What is the size of your chuck and what is the maximum diameter that can fit though it?  I have a 3" that would only pass 5/8". I discovered it could be safely bored to 3/4". I now turn my blanks to just under 3/4" so I can fully recess the blank into the chuck. Now I have more room to drill on the lathe. Just a thought. 

You might be able to use a dieholder in your drill press with a blank vice to hold the pen straight while you thread. 




The base usually goes into a taper but the front section that holds the die slides on a rod. You could fit a rod that could chuck into your drill press instead.  You could do the same with a collet in the tail stock. 
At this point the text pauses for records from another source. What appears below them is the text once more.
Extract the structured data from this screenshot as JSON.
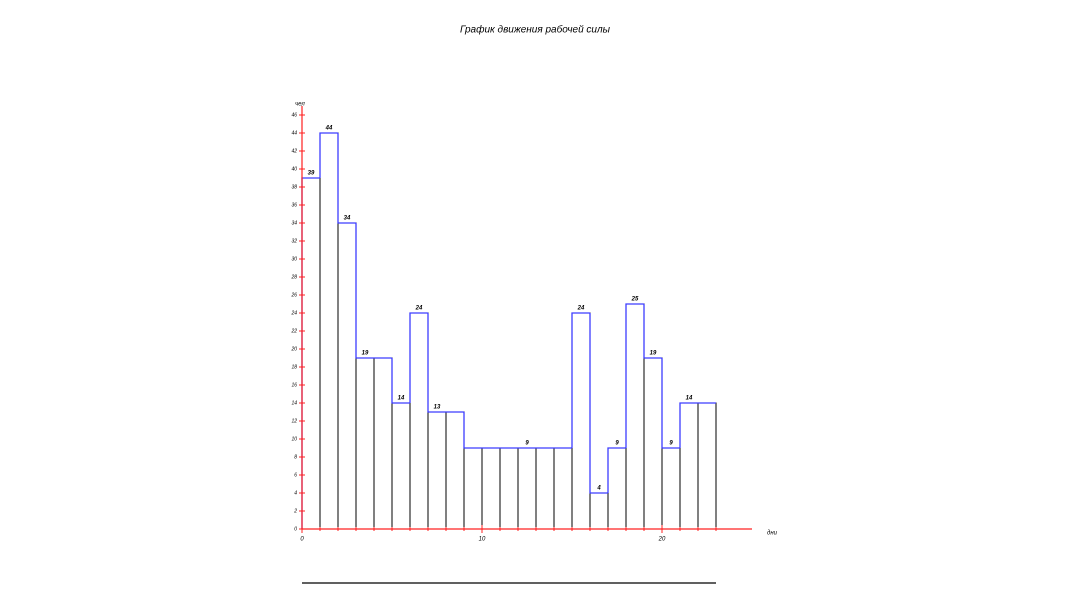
{
  "chart_data": {
    "type": "histogram",
    "title": "График движения рабочей силы",
    "ylabel": "чел",
    "xlabel": "дни",
    "bins": [
      0,
      1,
      2,
      3,
      4,
      5,
      6,
      7,
      8,
      9,
      10,
      11,
      12,
      13,
      14,
      15,
      16,
      17,
      18,
      19,
      20,
      21,
      22,
      23
    ],
    "values": [
      39,
      44,
      34,
      19,
      19,
      14,
      24,
      13,
      13,
      9,
      9,
      9,
      9,
      9,
      9,
      24,
      4,
      9,
      25,
      19,
      9,
      14,
      14
    ],
    "value_labels": [
      "39",
      "44",
      "34",
      "19",
      null,
      "14",
      "24",
      "13",
      null,
      null,
      null,
      null,
      "9",
      null,
      null,
      "24",
      "4",
      "9",
      "25",
      "19",
      "9",
      "14",
      null
    ],
    "color": "#ffffff",
    "edge_color": "#000000",
    "step_color": "#3c3cff",
    "axis_color": "#ff2020",
    "xlim": [
      0,
      25
    ],
    "ylim": [
      0,
      47
    ],
    "xticks": [
      0,
      10,
      20
    ],
    "yticks": [
      0,
      2,
      4,
      6,
      8,
      10,
      12,
      14,
      16,
      18,
      20,
      22,
      24,
      26,
      28,
      30,
      32,
      34,
      36,
      38,
      40,
      42,
      44,
      46
    ]
  }
}
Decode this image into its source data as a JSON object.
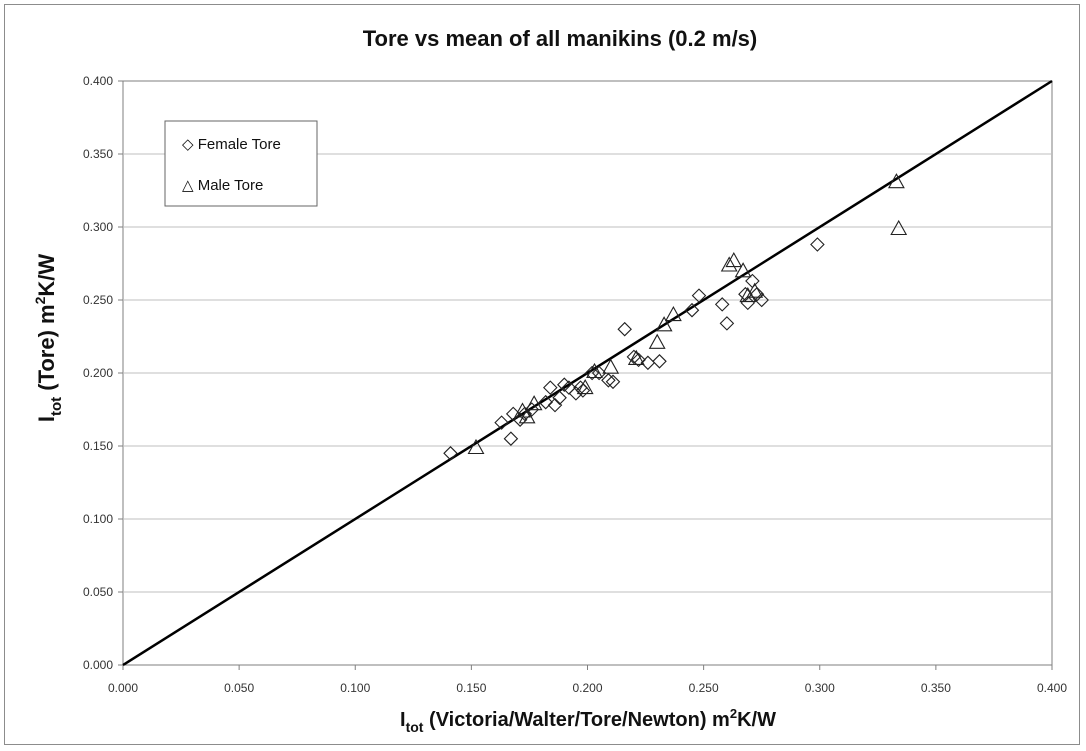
{
  "chart_data": {
    "type": "scatter",
    "title": "Tore vs mean of all manikins (0.2 m/s)",
    "xlabel": {
      "main": "I",
      "sub": "tot",
      "rest": " (Victoria/Walter/Tore/Newton)  m",
      "sup": "2",
      "tail": "K/W"
    },
    "ylabel": {
      "main": "I",
      "sub": "tot",
      "rest": " (Tore)  m",
      "sup": "2",
      "tail": "K/W"
    },
    "xlim": [
      0,
      0.4
    ],
    "ylim": [
      0,
      0.4
    ],
    "xticks": [
      "0.000",
      "0.050",
      "0.100",
      "0.150",
      "0.200",
      "0.250",
      "0.300",
      "0.350",
      "0.400"
    ],
    "yticks": [
      "0.000",
      "0.050",
      "0.100",
      "0.150",
      "0.200",
      "0.250",
      "0.300",
      "0.350",
      "0.400"
    ],
    "grid": "horizontal",
    "legend_position": "top-left",
    "reference_line": {
      "x": [
        0,
        0.4
      ],
      "y": [
        0,
        0.4
      ]
    },
    "series": [
      {
        "name": "Female Tore",
        "marker": "diamond",
        "legend_symbol": "◇",
        "points": [
          [
            0.141,
            0.145
          ],
          [
            0.163,
            0.166
          ],
          [
            0.167,
            0.155
          ],
          [
            0.168,
            0.172
          ],
          [
            0.171,
            0.168
          ],
          [
            0.173,
            0.172
          ],
          [
            0.176,
            0.175
          ],
          [
            0.182,
            0.18
          ],
          [
            0.184,
            0.19
          ],
          [
            0.186,
            0.178
          ],
          [
            0.188,
            0.183
          ],
          [
            0.19,
            0.192
          ],
          [
            0.192,
            0.19
          ],
          [
            0.195,
            0.186
          ],
          [
            0.197,
            0.19
          ],
          [
            0.198,
            0.188
          ],
          [
            0.202,
            0.2
          ],
          [
            0.205,
            0.2
          ],
          [
            0.209,
            0.195
          ],
          [
            0.211,
            0.194
          ],
          [
            0.216,
            0.23
          ],
          [
            0.22,
            0.211
          ],
          [
            0.222,
            0.209
          ],
          [
            0.226,
            0.207
          ],
          [
            0.231,
            0.208
          ],
          [
            0.245,
            0.243
          ],
          [
            0.248,
            0.253
          ],
          [
            0.258,
            0.247
          ],
          [
            0.26,
            0.234
          ],
          [
            0.268,
            0.254
          ],
          [
            0.269,
            0.248
          ],
          [
            0.271,
            0.263
          ],
          [
            0.273,
            0.254
          ],
          [
            0.275,
            0.25
          ],
          [
            0.299,
            0.288
          ]
        ]
      },
      {
        "name": "Male Tore",
        "marker": "triangle",
        "legend_symbol": "△",
        "points": [
          [
            0.152,
            0.149
          ],
          [
            0.172,
            0.174
          ],
          [
            0.174,
            0.17
          ],
          [
            0.177,
            0.179
          ],
          [
            0.199,
            0.19
          ],
          [
            0.203,
            0.201
          ],
          [
            0.21,
            0.204
          ],
          [
            0.221,
            0.21
          ],
          [
            0.23,
            0.221
          ],
          [
            0.233,
            0.233
          ],
          [
            0.237,
            0.24
          ],
          [
            0.261,
            0.274
          ],
          [
            0.263,
            0.277
          ],
          [
            0.267,
            0.27
          ],
          [
            0.269,
            0.253
          ],
          [
            0.272,
            0.256
          ],
          [
            0.333,
            0.331
          ],
          [
            0.334,
            0.299
          ]
        ]
      }
    ]
  }
}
It wouldn't be hard to make one from aluminum bar that could be made shorter if needed. 

Danny


Sent from my iPhone using Penturners.org mobile app


----------



## mredburn (Apr 6, 2017)

If thats a Unimat or clone, and it looks like a Unimat, it has a straight short shaft  for the tailstock and  a 12mm x1 threaded spindle for mounting chucks.


----------



## mredburn (Apr 6, 2017)

I wont say you cant do it but your  pushing the boundaries on what its meant to do.
Small metal bands for details or center bands, nose cones, finials for the caps sure.


----------



## Topsy (Apr 6, 2017)

I spent some time today just looking at it and thinking. Then I suddenly remembered the other tailstock I have..

The previous owner cut a 12x1.5mm thread right through the 12x1mm thread on the tailstock and it didn't work *that* well anymore, for obvious reasons, so I found myself a replacement on ebay and put the old one into a draw and banished it as "broken" in my head.
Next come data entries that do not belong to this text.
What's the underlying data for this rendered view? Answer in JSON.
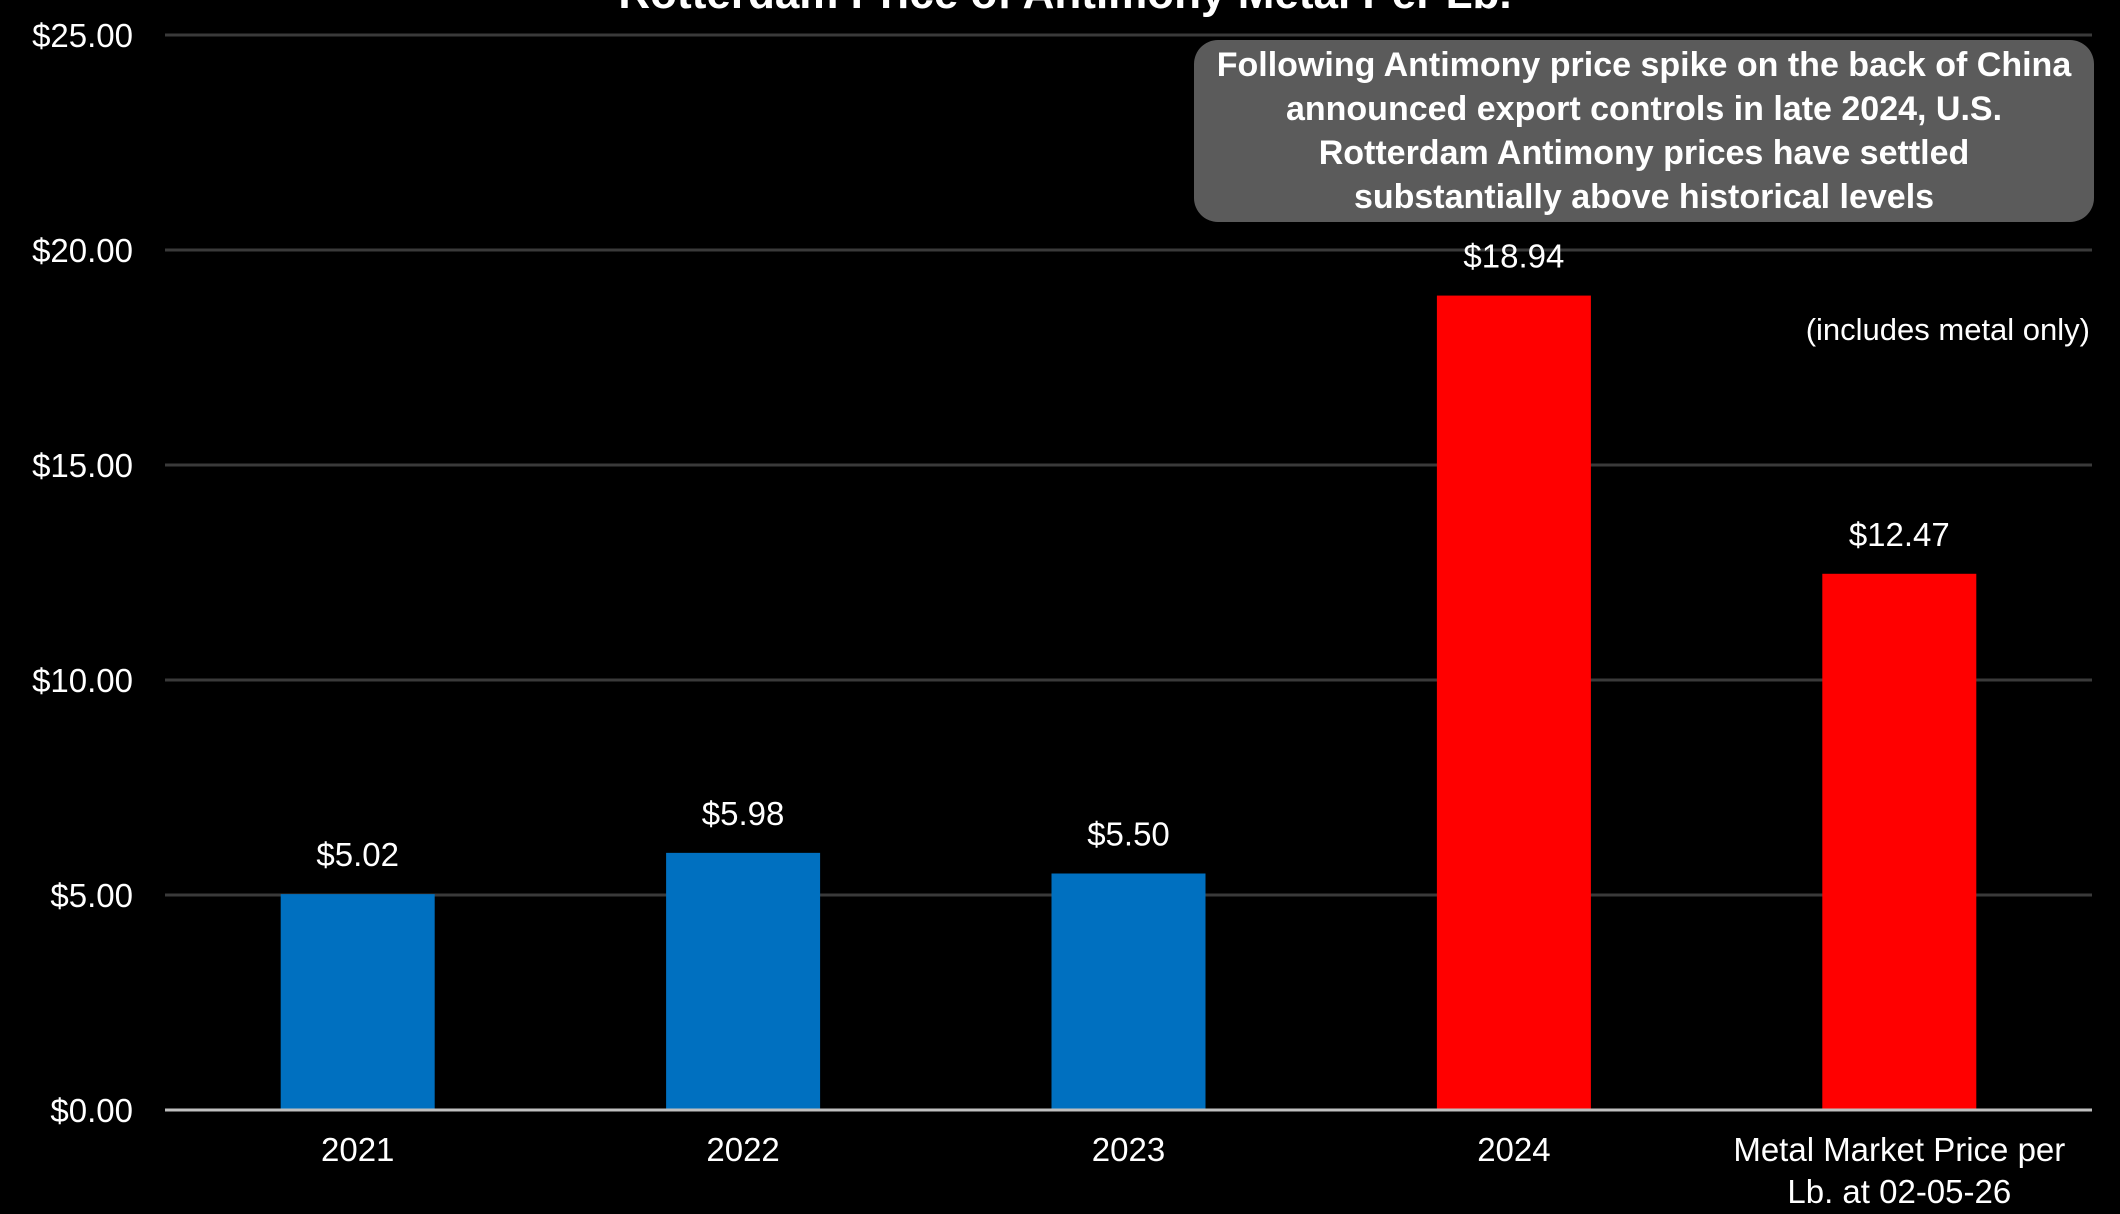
{
  "chart_data": {
    "type": "bar",
    "title": "Rotterdam Price of Antimony Metal Per Lb.",
    "categories": [
      "2021",
      "2022",
      "2023",
      "2024",
      "Metal Market Price per Lb. at 02-05-26"
    ],
    "category_lines": [
      [
        "2021"
      ],
      [
        "2022"
      ],
      [
        "2023"
      ],
      [
        "2024"
      ],
      [
        "Metal Market Price per",
        "Lb. at 02-05-26"
      ]
    ],
    "values": [
      5.02,
      5.98,
      5.5,
      18.94,
      12.47
    ],
    "data_labels": [
      "$5.02",
      "$5.98",
      "$5.50",
      "$18.94",
      "$12.47"
    ],
    "bar_colors": [
      "#0070c0",
      "#0070c0",
      "#0070c0",
      "#ff0000",
      "#ff0000"
    ],
    "ylim": [
      0,
      25
    ],
    "y_ticks": [
      0,
      5,
      10,
      15,
      20,
      25
    ],
    "y_tick_labels": [
      "$0.00",
      "$5.00",
      "$10.00",
      "$15.00",
      "$20.00",
      "$25.00"
    ],
    "grid": true,
    "xlabel": "",
    "ylabel": ""
  },
  "annotations": {
    "callout": "Following Antimony price spike on the back of China announced export controls in late 2024, U.S. Rotterdam Antimony prices have settled substantially above historical levels",
    "note": "(includes metal only)"
  },
  "colors": {
    "background": "#000000",
    "gridline": "#3a3a3a",
    "axis": "#bfbfbf",
    "text": "#ffffff",
    "callout_bg": "#5b5b5b",
    "blue_bar": "#0070c0",
    "red_bar": "#ff0000"
  }
}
I dug it out again today dismantled it and with the old 3jaw chuck, which too has seen better days, made this:
https://www.youtube.com/watch?v=n1QJMw_oy5k&feature=youtu.be
(just for movement-demonstration purposes)

_If_ it's true it should work I think. I can even reassemble the tailstock with a spring in it. The taps & dies fit fine too.

Just need a new 3 jaw for the spindle side or a larger collet chuck. 

Regarding that, the largest diametre chuck I can fit would be 70mm..


----------



## More4dan (Apr 6, 2017)

Can the rear chuck hold your die and use the collet for the pen?


Sent from my iPhone using Penturners.org mobile app


----------



## Topsy (Apr 6, 2017)

yes, that was my thinking today, it should just be possible.


----------